Well i hope these pics are better than i've been posting on the stupid phone.Took them with the canon power shot sx30.  This is what i've been doing for Trinity (granddaughter) with help from @Wildthings (photo shop). Still need to glue the dragon and griffin on the top but that's it.

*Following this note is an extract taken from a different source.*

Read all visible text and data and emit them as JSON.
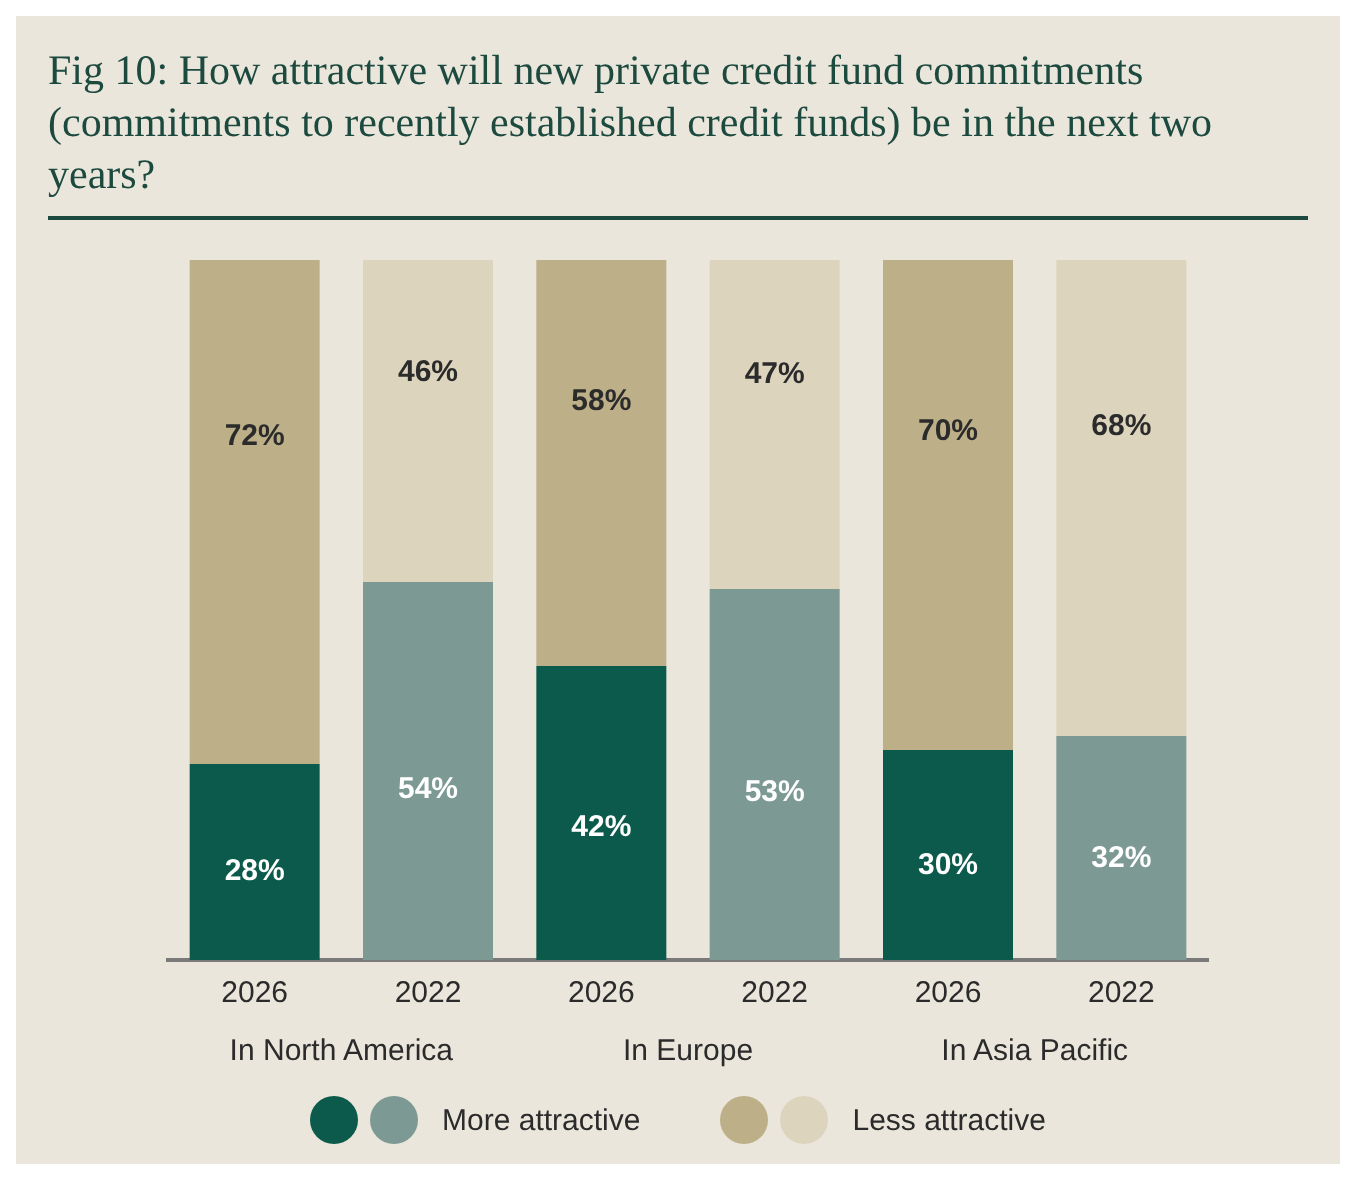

Reactions: Like 2 | EyeCandy! 1 | Great Post 1 | Way Cool 8


----------



## TimR (Mar 12, 2017)

Nice work Steve, excellent job on stand as well!

Reactions: Thank You! 1


----------



## NYWoodturner (Mar 12, 2017)

Nice job Steve! 
Definitely a vote for favorite Grandpa

Reactions: Thank You! 1


----------



## Tony (Mar 12, 2017)

That is super cool Steve, she's going to flip for it! Tony

Reactions: Thank You! 1


----------



## Wildthings (Mar 12, 2017)

That came out superbly!!

Reactions: Thank You! 1


----------



## David Van Asperen (Mar 15, 2017)

I like it!!

Reactions: Thank You! 1


----------



## Mike1950 (Mar 15, 2017)

Very nice work... she will love it

Reactions: Thank You! 1


----------